Researchers looked at the exercise habits of a group of older adults with chronic obstructive pulmonary disease (COPD), a lung disease that kills some 120,000 people every year in the United States. All of the participants completed a 10-week exercise rehabilitation program, then were given a home exercise program to follow on their own.

Results showed that participants achieved increased cognitive, psychological and physical function after the initial 10-week exercise intervention. But the people who stopped exercising after this period lost their gains in nearly every mental and physical characteristic that the researchers had measured.

"It's solid evidence that across-the-board declines occur when people stop exercising," said Charles Emery, the study's lead author and a professor of psychology at Ohio State University.

The study appears in a recent issue of the journal Health Psychology.
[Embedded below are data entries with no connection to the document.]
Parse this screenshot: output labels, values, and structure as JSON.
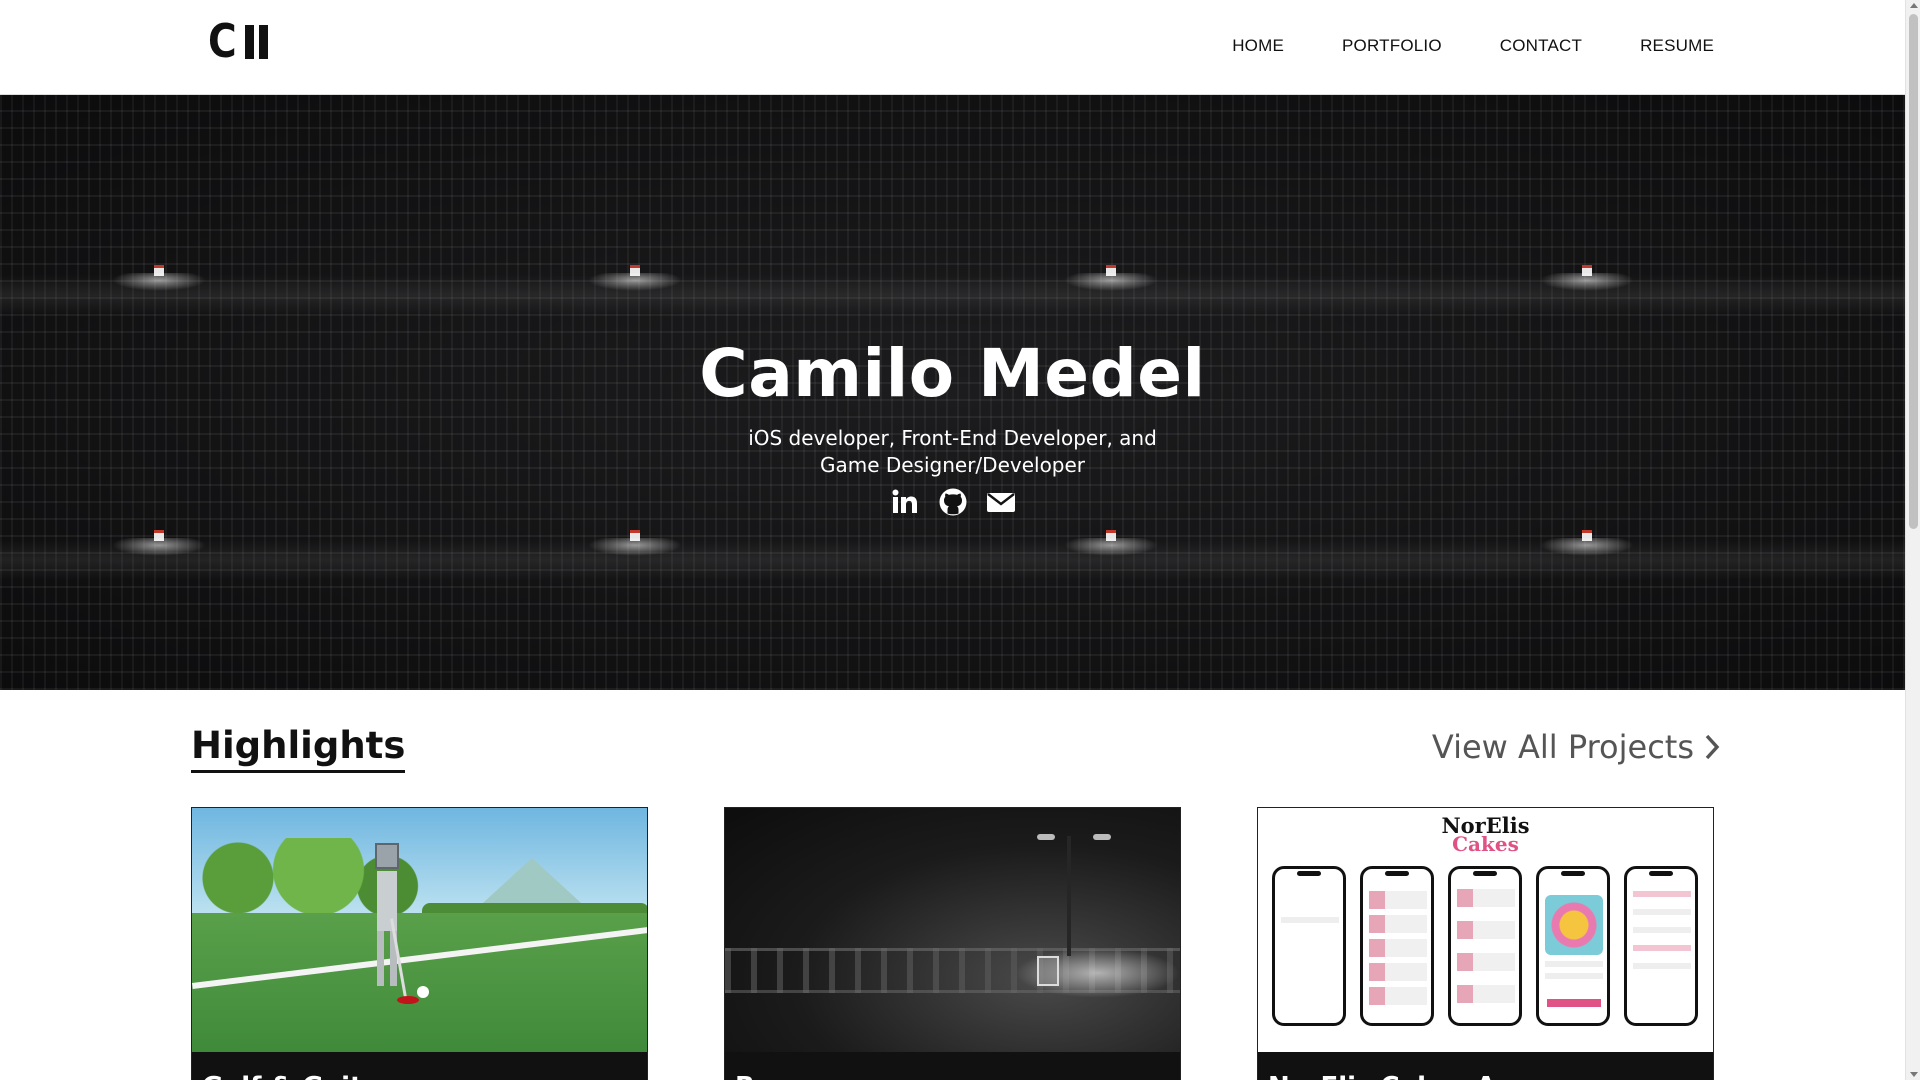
{
  "header": {
    "logo_text": "C",
    "nav": [
      {
        "label": "HOME"
      },
      {
        "label": "PORTFOLIO"
      },
      {
        "label": "CONTACT"
      },
      {
        "label": "RESUME"
      }
    ]
  },
  "hero": {
    "title": "Camilo Medel",
    "subtitle": "iOS developer, Front-End Developer, and Game Designer/Developer",
    "socials": [
      {
        "icon": "linkedin-icon"
      },
      {
        "icon": "github-icon"
      },
      {
        "icon": "envelope-icon"
      }
    ]
  },
  "highlights": {
    "title": "Highlights",
    "view_all": "View All Projects",
    "projects": [
      {
        "title": "Golf & Gait"
      },
      {
        "title": "Run"
      },
      {
        "title": "NorElis Cakes App",
        "logo_line1": "NorElis",
        "logo_line2": "Cakes"
      }
    ]
  },
  "colors": {
    "hero_bg": "#0e0e0f",
    "text_dark": "#111111",
    "link_gray": "#555555",
    "cake_pink": "#e05285"
  }
}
The researchers asked 28 people with COPD to first participate in a 10-week monitored exercise program. COPD, the fourth-leading cause of death in the United States, is an umbrella term for two types of lung disease – chronic bronchitis and emphysema. People with COPD usually have symptoms of both diseases.
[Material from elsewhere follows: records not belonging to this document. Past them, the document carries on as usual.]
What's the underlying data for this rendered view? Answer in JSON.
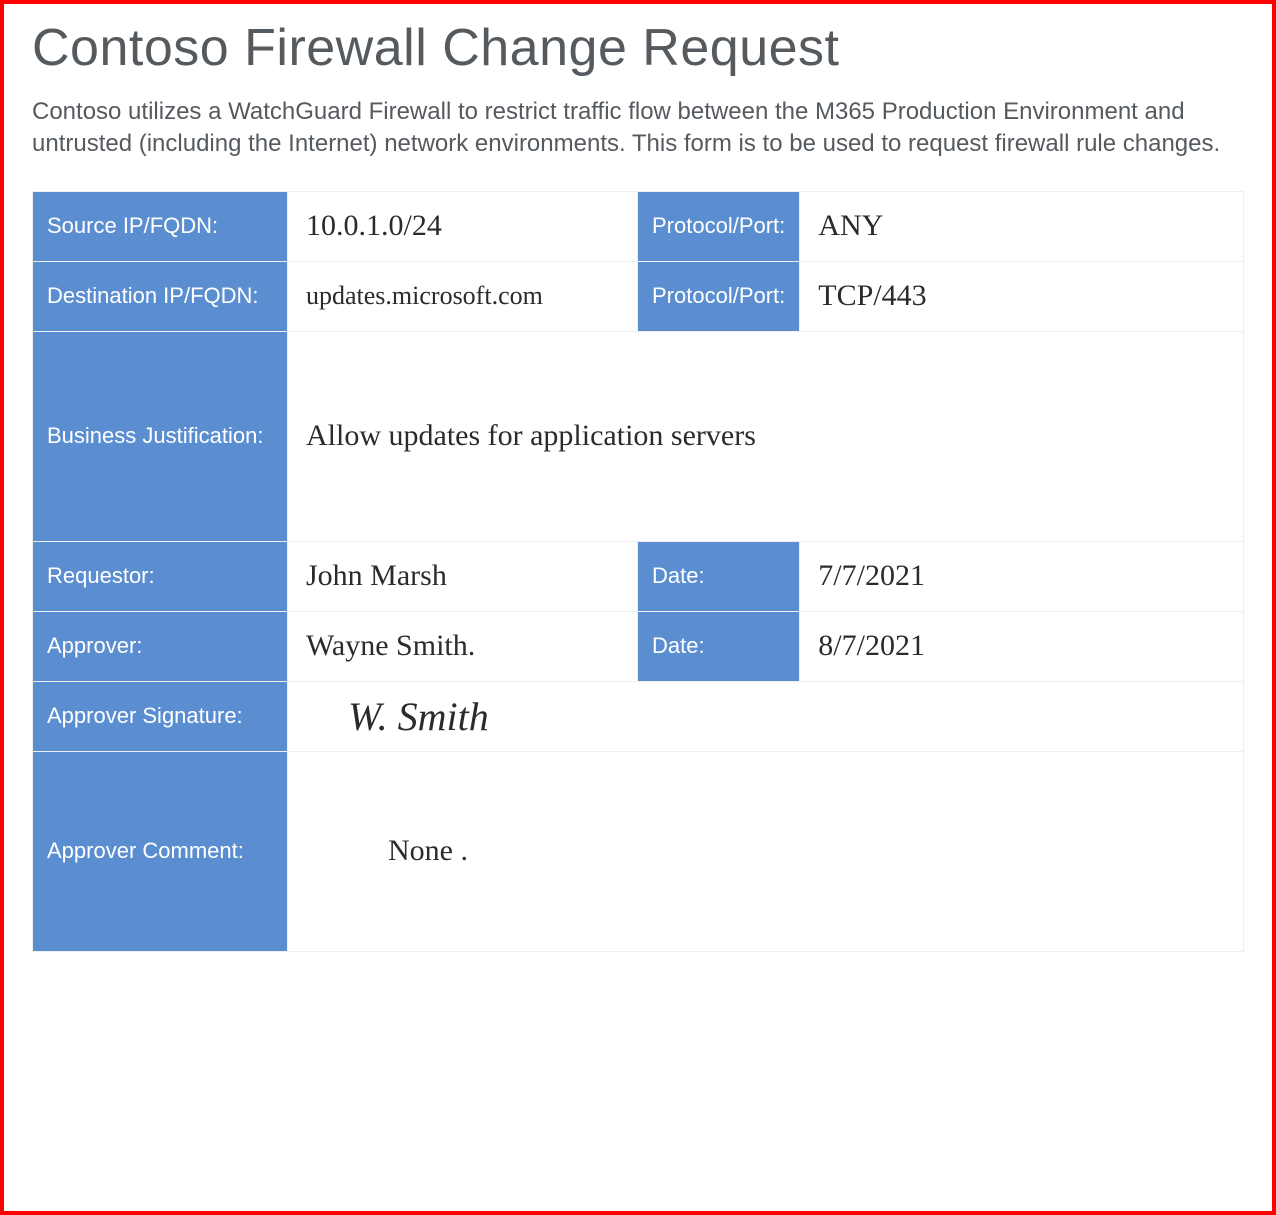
{
  "header": {
    "title": "Contoso Firewall Change Request",
    "intro": "Contoso utilizes a WatchGuard Firewall to restrict traffic flow between the M365 Production Environment and untrusted (including the Internet) network environments.  This form is to be used to request firewall rule changes."
  },
  "labels": {
    "source_ip": "Source IP/FQDN:",
    "dest_ip": "Destination IP/FQDN:",
    "protocol_port": "Protocol/Port:",
    "justification": "Business Justification:",
    "requestor": "Requestor:",
    "approver": "Approver:",
    "approver_sig": "Approver Signature:",
    "approver_comment": "Approver Comment:",
    "date": "Date:"
  },
  "values": {
    "source_ip": "10.0.1.0/24",
    "source_port": "ANY",
    "dest_ip": "updates.microsoft.com",
    "dest_port": "TCP/443",
    "justification": "Allow updates for application servers",
    "requestor": "John Marsh",
    "requestor_date": "7/7/2021",
    "approver": "Wayne Smith.",
    "approver_date": "8/7/2021",
    "approver_sig": "W. Smith",
    "approver_comment": "None ."
  }
}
The first five weeks of the 10-week training session consisted of daily aerobic workouts, strength training and stretching, along with weekly educational lectures on topics related to COPD. During the second five weeks, participants continued their exercise regimens at least three times each week. Participants also attended weekly stress-reduction classes throughout the 10-week session.

At the end of the 10 weeks, the researchers gave participants individualized home exercise programs to continue on their own.

A year later, the researchers contacted the participants to see if they had stayed with their exercise programs. The researchers wanted to compare a variety of psychological, cognitive and physical parameters in people who continued to work out to those who stopped exercising regularly.

Of the 28 participants, 11 (39 percent) had continued with their prescribed exercise programs during the year. The rest either said they had exercised sporadically or not at all.

At the one-year follow-up, each subject completed a number of physical, psychological and cognitive tests that they had taken at the beginning and end of the initial 10-week exercise program.

Participants provided a record of how often they had exercised during the previous year, and the type of exercise that they did during those workouts. Researchers also assessed physical endurance with a standard exercise stress test on a stationary bicycle.

The researchers measured cognitive ability with written and oral tests to assess functioning of the frontal lobe, the part of the brain associated with higher-level cognitive abilities. They used standardized tests that required participants to complete several different kinds of tasks, such as generating lists of words in specific categories, matching symbols to corresponding numbers and completing a complex connect-the-dots task.

"These cognitive tasks in our study tested a person's ability to maintain a train of thought," Emery said. "COPD-related cognitive impairment usually isn't noticeable to the untrained eye, but it can be a serious problem. Patients with COPD are often given complicated instructions for taking medications, so they need to enhance this kind of brain function as much as possible."

Participants also completed assessments of depression, anxiety and illness-related physical impairment.

All of the study participants showed gains in cognitive function, psychological function and physical endurance by the end of the initial 10-week exercise session. Participants who continued to exercise regularly during the following year maintained these benefits, although Emery noted that there were no subsequent gains in mental or physical function in this group after the first 10 weeks.

"It's possible that these exercisers would have reaped more benefits if they had increased the intensity of their workouts," he said. "Still, the fact that exercise helped them maintain function is good news."

Those who had stopped exercising regularly after the initial 10-week session showed significant declines on all mental and physical tests.

"The non-exercisers returned to their pre-study levels of cognitive, psychological and physical function," Emery said. "Some may have declined below where they originally started, as people with COPD tend to decline faster in these areas of functioning than healthy older adults."

He admits that while the declines may be more severe in people with COPD, healthy adults who stop exercising could experience similar declines to a lesser degree.

"No matter what, you've got to keep up the physical activity," he said.

Support for this study came from the National Heart, Lung and Blood Institute.

Emery conducted the study with Evana Hsiao, formerly of Ohio State; Emily Hauck, of Dean Medical Center in Madison, Wisc.; and Rebecca Shermer and Neil MacIntyre, both with Duke University Medical Center.